* Author : L. Chan
* Narrator : Julia Patt
* Host : Setsu Uzume
* Audio Producer : Peter Wood
Chasing Flowers
by L. Chan
Lian’s world is flat. Not just the landscape, which extends as far as the eye can see, horizon to horizon under the rolling twilight flux. Not just the houses, dotting the slate grey earth and the thunder cloud sky. Not just her folded servants, who used to pad around silently with their painted smiles and their unblinking eyes, unfurling from their hiding places to bring her the same dishes for breakfast, lunch and dinner for a hundred years.
Lian ate regularly for fifty years before she realised that the food tasted of nothing but fire and ashes. Before she realised that she wasn’t hungry and had never been since her death. Not down here, where the sun peeks over the hills at the edge of the land and she still doesn’t know if it’s rising or setting because it’s been stuck there for the hundred years since she died.
Diyu isn’t so bad. It’s better when you have money, but what isn’t? Lian doesn’t get money anymore. Body to bones, bones to dust. Her gravestone pocked by water, bleached by lichen and scoured clean by the wind. Her brothers and sisters ceased burning offerings for her shortly after her parents died. They’d be down here too somewhere, her entire family. If there was a torture here for those who’d broken their daughter’s body and dreams, she hasn’t found it yet. Bodies healed, dreams did not but Lian never found it in her heart to seek out her kin’s suffering.

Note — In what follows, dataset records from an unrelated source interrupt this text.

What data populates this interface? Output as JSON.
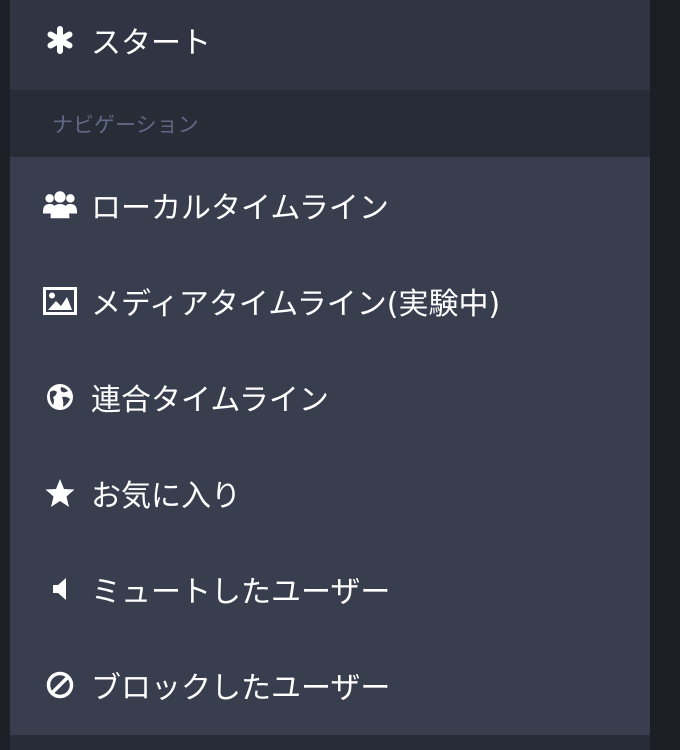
{
  "start": {
    "label": "スタート",
    "icon": "asterisk-icon"
  },
  "navigation": {
    "header": "ナビゲーション",
    "items": [
      {
        "label": "ローカルタイムライン",
        "icon": "users-icon"
      },
      {
        "label": "メディアタイムライン(実験中)",
        "icon": "image-icon"
      },
      {
        "label": "連合タイムライン",
        "icon": "globe-icon"
      },
      {
        "label": "お気に入り",
        "icon": "star-icon"
      },
      {
        "label": "ミュートしたユーザー",
        "icon": "volume-off-icon"
      },
      {
        "label": "ブロックしたユーザー",
        "icon": "ban-icon"
      }
    ]
  },
  "colors": {
    "panel": "#393e4f",
    "start_bg": "#313543",
    "header_bg": "#282c37",
    "header_text": "#606984",
    "text": "#ffffff"
  }
}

She’s been waiting for a long time. Not for money or food or even to expunge her hillock of karma. Not for her family, but for someone else. Lian’s been asking around, paying itinerant souls for information, roaming the eighteen courts herself when the money ran out, till her flat paper shoes were worn to shreds and the razor grit turned her footprints scarlet.
The sky is raining ashes, grey snow; the air is heavy with hope. Once a year, the gates are open. Once a year, the dead are free for a month and then to return. The gates of Diyu are of stained wood; darkened by age, lashed together with the sinews of the dead and blasted clean by the screams of sinners. The gatekeepers flank the open portal, tall as houses, thickly muscled. One had the head of an ox, wickedly curved horns and nails of brass. The other had the head of a horse, mane tangled and matted, nostrils flaring and venting steam like a locomotive. Their eyes narrow at Lian’s approach. Not all ghosts get to leave hell and they can smell a runner a mile off. She’s not used to speed and she no longer has a beating heart or breathing lungs, but she pushes herself anyway. She’s through the gates even as the keepers turn. The chase is on.
Mei’s world is flat. She’s on something. Rhymes with magazine but has too many Zs and Xs to be a real word. She gets it from a friend who buys in bulk over in Johore and peddles it on the right chatgroups. The pills suck the spit from her mouth and she only pees once a day but they soften the prickles of living in her skin so she buys them in unlabeled plastic bottles of a hundred each.
Mei knows the names of the flowers by heart in more than one language, some alive, some dead. A riot of colours surrounds her; but the pills fade them all to a mushy grey at the edge of her vision. Flowers don’t sell well during the Hungry Ghost Festival, so she preps bouquets to die a slow death in the chiller. A flick of her wrist brings the metallic tool down the stalk of a rose, tearing away thorns.